Posted at 4:42 PM, Jun 30, 2016
and last updated 2016-06-30 16:42:49-04

Tattoos used to be taboo but these days, they seem pretty mainstream with nearly one in five American's now "sporting a tat". The number of people with tattoos isn't the only statistic on the are the number of issues with the inks used in this body art; with several recalls over the past few years.

"To me, getting tattoos is pretty much a story. It's a memory of things that I really love, things that I enjoy, something that makes me happy, just something i want to remember forever," says Michelle Hintz, who has never had a problem with tattoos.

Her tattoo artist, Jay Blondel, says that he takes every precaution to make sure there are no problems.

"Cleanliness - that's the number one thing that will cause someone to get a problem or an infection. Using everything that's been sterilized.

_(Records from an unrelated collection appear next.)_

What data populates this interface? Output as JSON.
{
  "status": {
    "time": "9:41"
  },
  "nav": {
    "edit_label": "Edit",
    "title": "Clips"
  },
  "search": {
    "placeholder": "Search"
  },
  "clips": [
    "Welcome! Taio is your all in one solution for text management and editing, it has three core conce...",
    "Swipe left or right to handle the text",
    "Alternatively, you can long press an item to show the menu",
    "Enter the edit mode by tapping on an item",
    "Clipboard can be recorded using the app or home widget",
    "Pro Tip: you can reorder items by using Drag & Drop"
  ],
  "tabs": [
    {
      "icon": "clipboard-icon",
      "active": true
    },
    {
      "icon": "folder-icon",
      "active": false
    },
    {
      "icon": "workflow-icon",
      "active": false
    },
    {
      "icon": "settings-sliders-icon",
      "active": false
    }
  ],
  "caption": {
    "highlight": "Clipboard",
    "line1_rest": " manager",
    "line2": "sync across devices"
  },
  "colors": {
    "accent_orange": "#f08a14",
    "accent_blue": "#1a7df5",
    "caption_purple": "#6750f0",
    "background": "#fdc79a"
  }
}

One time use only supplies are the best way to go," says Blondel.

Sometimes though, problems may start before the ink ever enters the tattoo parlor.

The FDA, which is responsible for regulating the inks, says it's issued seven recalls since 2003 because of outbreaks from contamination.

"There can be infections as a result of the inks themselves becoming contaminated either at the source or that they can be contaminated at the site themselves when the inks are diluted," says Linda Katz, Director of the FDA's Office of Cosmetics and Colors.

There are other reasons the FDA says you should "think before you ink".

"Rashes, bumps, infections...a variety of things people just are not happy with," says Katz.

You may not be in the clear if problems don't pop up right away, sometimes issues arise years later and can last for years.

"There can be allergic reactions that may occur immediately or may occur many years down the line, and because the tattoo itself is permanent, if an allergic reaction does occur, it may be very difficult to resolve," says Katz. "We are not aware of exactly what's in and of the inks or the pigments that people are injecting. We don't know the long-term consequences."

There is no way for a consumer to tell if ink is contaminated, so experts say to pick a tattoo parlor that is in compliance with local and state laws. Be sure the person doing the art work is wearing gloves and not touching other items when tattooing. Also, get a list of care tips when you leave so that you know what looks normal, and when there is a problem.